This 2005 commentary discusses how easy it is to be fooled by tweaks that seem to offer more transparency and detail at the expense of weight and heft. It took the brass on this album to set me straight.

I was playing this record today (5/24/05) after having made some changes in my stereo over the weekend, and I noticed some things didn’t sound quite right. Knowing that this is an exceptionally good sounding record, albeit a very challenging one, I started playing around with the stereo, trying to recapture the sound as I remembered it from the last copy that had come in a few months back.

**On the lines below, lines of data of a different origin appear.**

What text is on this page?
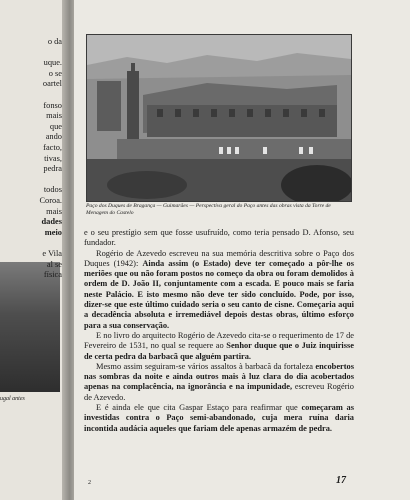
ugal antes
o da
uque.
o se
oartel
fonso
mais
que
ando
facto,
tivas,
pedra
todos
Coroa.
mais
dades
meio
e Vila
al se
física
Paço dos Duques de Bragança — Guimarães — Perspectiva geral do Paço antes das obras vista da Torre de Menagem do Castelo

e o seu prestígio sem que fosse usufruído, como teria pensado D. Afonso, seu fundador.

Rogério de Azevedo escreveu na sua memória descritiva sobre o Paço dos Duques (1942): Ainda assim (o Estado) deve ter começado a pôr-lhe os meriões que ou não foram postos no começo da obra ou foram demolidos à ordem de D. João II, conjuntamente com a escada. E pouco mais se faria neste Palácio. E isto mesmo não deve ter sido concluído. Pode, por isso, dizer-se que este último cuidado seria o seu canto de cisne. Começaria aqui a decadência absoluta e irremediável depois destas obras, último esforço para a sua conservação.

E no livro do arquitecto Rogério de Azevedo cita-se o requerimento de 17 de Fevereiro de 1531, no qual se requere ao Senhor duque que o Juiz inquirisse de certa pedra da barbacã que alguém partira.

Mesmo assim seguiram-se vários assaltos à barbacã da fortaleza encobertos nas sombras da noite e ainda outros mais à luz clara do dia acobertados apenas na complacência, na ignorância e na impunidade, escreveu Rogério de Azevedo.

E é ainda ele que cita Gaspar Estaço para reafirmar que começaram as investidas contra o Paço semi-abandonado, cuja mera ruína daria incontida audácia aqueles que fariam dele apenas armazém de pedra.

17
2
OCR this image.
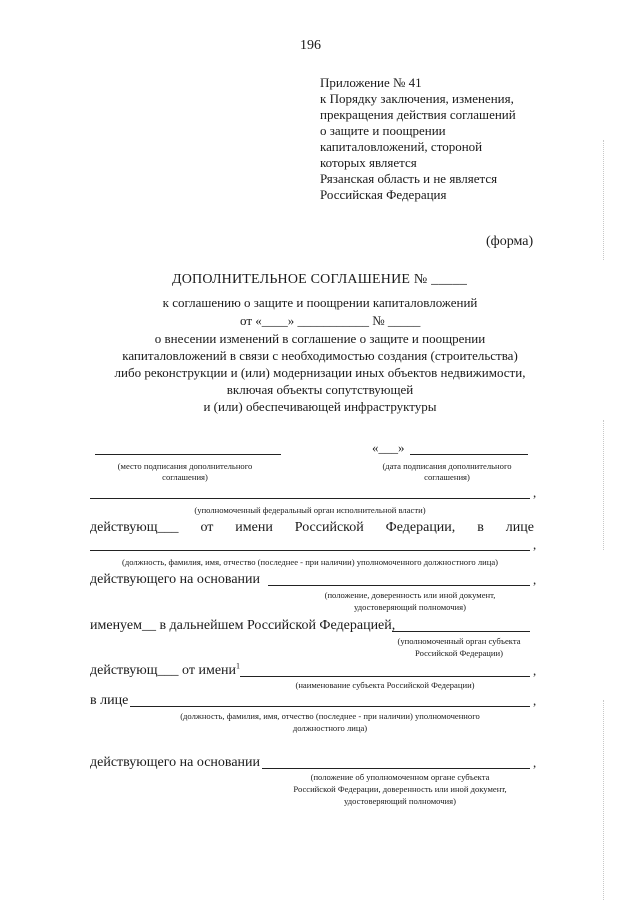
196
Приложение № 41
к Порядку заключения, изменения,
прекращения действия соглашений
о защите и поощрении
капиталовложений, стороной
которых является
Рязанская область и не является
Российская Федерация
(форма)
ДОПОЛНИТЕЛЬНОЕ СОГЛАШЕНИЕ № _____
к соглашению о защите и поощрении капиталовложений
от «____» ___________ № _____
о внесении изменений в соглашение о защите и поощрении
капиталовложений в связи с необходимостью создания (строительства)
либо реконструкции и (или) модернизации иных объектов недвижимости,
включая объекты сопутствующей
и (или) обеспечивающей инфраструктуры
«___»
(место подписания дополнительного соглашения)
(дата подписания дополнительного соглашения)
,
(уполномоченный федеральный орган исполнительной власти)
действующ___ от имени Российской Федерации, в лице
,
(должность, фамилия, имя, отчество (последнее - при наличии) уполномоченного должностного лица)
действующего на основании	,
(положение, доверенность или иной документ,
удостоверяющий полномочия)
именуем__ в дальнейшем Российской Федерацией,
(уполномоченный орган субъекта
Российской Федерации)
действующ___ от имени$^1$	,
(наименование субъекта Российской Федерации)
в лице	,
(должность, фамилия, имя, отчество (последнее - при наличии) уполномоченного
должностного лица)
действующего на основании	,
(положение об уполномоченном органе субъекта
Российской Федерации, доверенность или иной документ,
удостоверяющий полномочия)
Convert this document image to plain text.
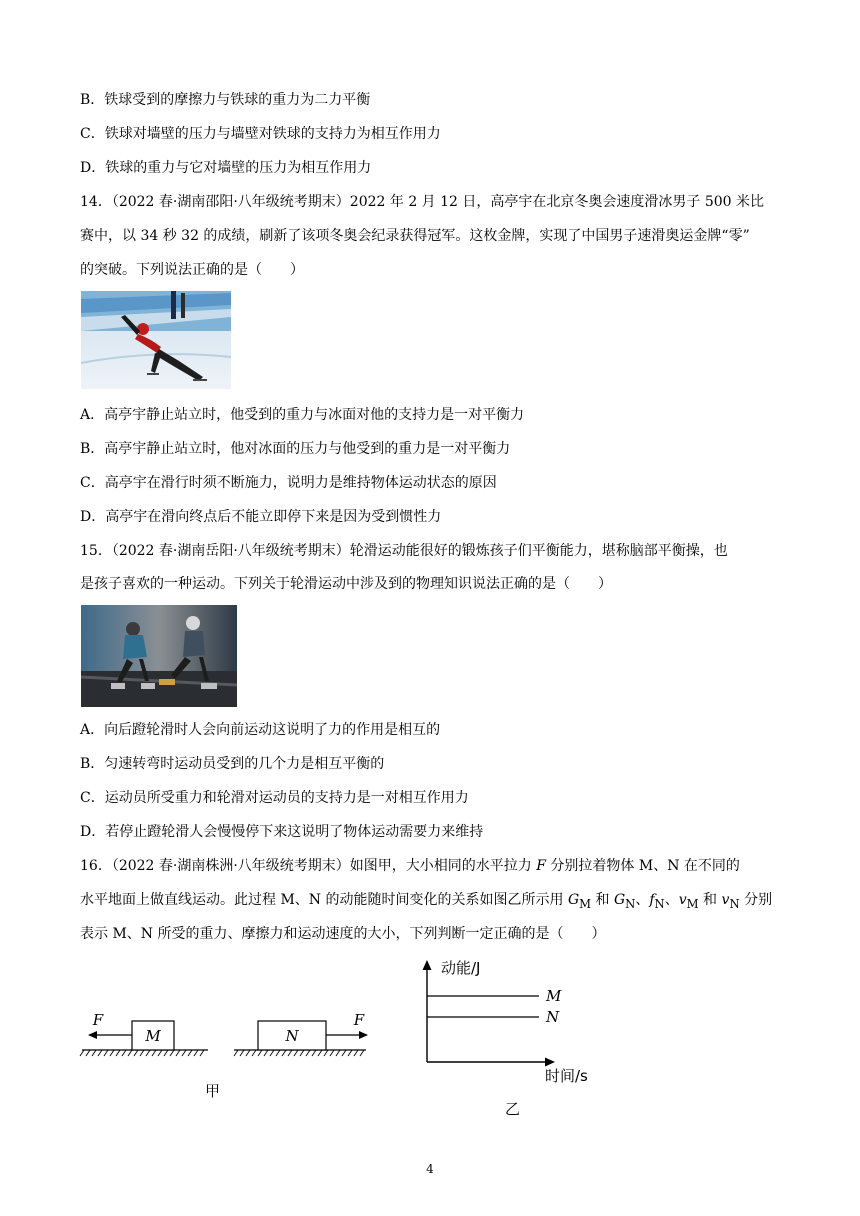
B．铁球受到的摩擦力与铁球的重力为二力平衡
C．铁球对墙壁的压力与墙壁对铁球的支持力为相互作用力
D．铁球的重力与它对墙壁的压力为相互作用力
14．（2022 春·湖南邵阳·八年级统考期末）2022 年 2 月 12 日，高亭宇在北京冬奥会速度滑冰男子 500 米比
赛中，以 34 秒 32 的成绩，刷新了该项冬奥会纪录获得冠军。这枚金牌，实现了中国男子速滑奥运金牌“零”
的突破。下列说法正确的是（　　）
A．高亭宇静止站立时，他受到的重力与冰面对他的支持力是一对平衡力
B．高亭宇静止站立时，他对冰面的压力与他受到的重力是一对平衡力
C．高亭宇在滑行时须不断施力，说明力是维持物体运动状态的原因
D．高亭宇在滑向终点后不能立即停下来是因为受到惯性力
15．（2022 春·湖南岳阳·八年级统考期末）轮滑运动能很好的锻炼孩子们平衡能力，堪称脑部平衡操，也
是孩子喜欢的一种运动。下列关于轮滑运动中涉及到的物理知识说法正确的是（　　）
A．向后蹬轮滑时人会向前运动这说明了力的作用是相互的
B．匀速转弯时运动员受到的几个力是相互平衡的
C．运动员所受重力和轮滑对运动员的支持力是一对相互作用力
D．若停止蹬轮滑人会慢慢停下来这说明了物体运动需要力来维持
16．（2022 春·湖南株洲·八年级统考期末）如图甲，大小相同的水平拉力 F 分别拉着物体 M、N 在不同的
水平地面上做直线运动。此过程 M、N 的动能随时间变化的关系如图乙所示用 $G_M$ 和 $G_N$、$f_N$、$v_M$ 和 $v_N$ 分别
表示 M、N 所受的重力、摩擦力和运动速度的大小，下列判断一定正确的是（　　）
M
F
N
F
甲
动能/J
时间/s
M
N
乙
4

As I tweaked and untweaked the system around this record I could hear immediately what was better and what was worse, what was more musical and what was more Hi-Fi. The track I was playing was Night In Tunisia, which has practically every brass instrument known to man, in every combination one can imagine. Since this is a Mono pressing I didn’t have to worry about silly issues like soundstaging, which can be very deceptive. I was concerned with tonality and the overall presentation of the various elements in the recording.

To make a long story short, I ended up undoing all the things that I had done to the system over the weekend! In other words, what improvements I thought I had made turned out not to be improvements at all. And this is the album that showed me the error of my ways.

Brass instruments are some of the most difficult to reproduce, especially brass choirs. You have to get the leading edges so that the instruments have “bite”. You can’t have too much harmonic distortion or smearing, because harmonic distortion and smearing are very obvious on brass instruments.

But the one thing above all that is intolerable when trying to reproduce brass is a lack of weight or heft. There is nothing worse than thin sounding brass. It becomes hard, shrill, sour and altogether unpleasant. (This is another reason why I don’t like small speakers: they have trouble reproducing the weight of brass instruments, in both jazz and classical music.)

The tweaking I had done over the weekend resulted in greater transparency and openness. But greater transparency and openness at the expense of richness, fullness, correct tonality and proper overall presentation is a bad trade-off. Many audiophiles fall into this trap. I fell into it myself. Thank goodness I had this wonderful jazz record to help me find my way out. If I had been playing Patricia Barber I would have never realized how wrong I had gone.

This is yet another reason that it’s important to play REAL MUSIC recorded by real engineers and not AUDIOPHILE MUSIC recorded by audiophile engineers when adjusting or tweaking your system.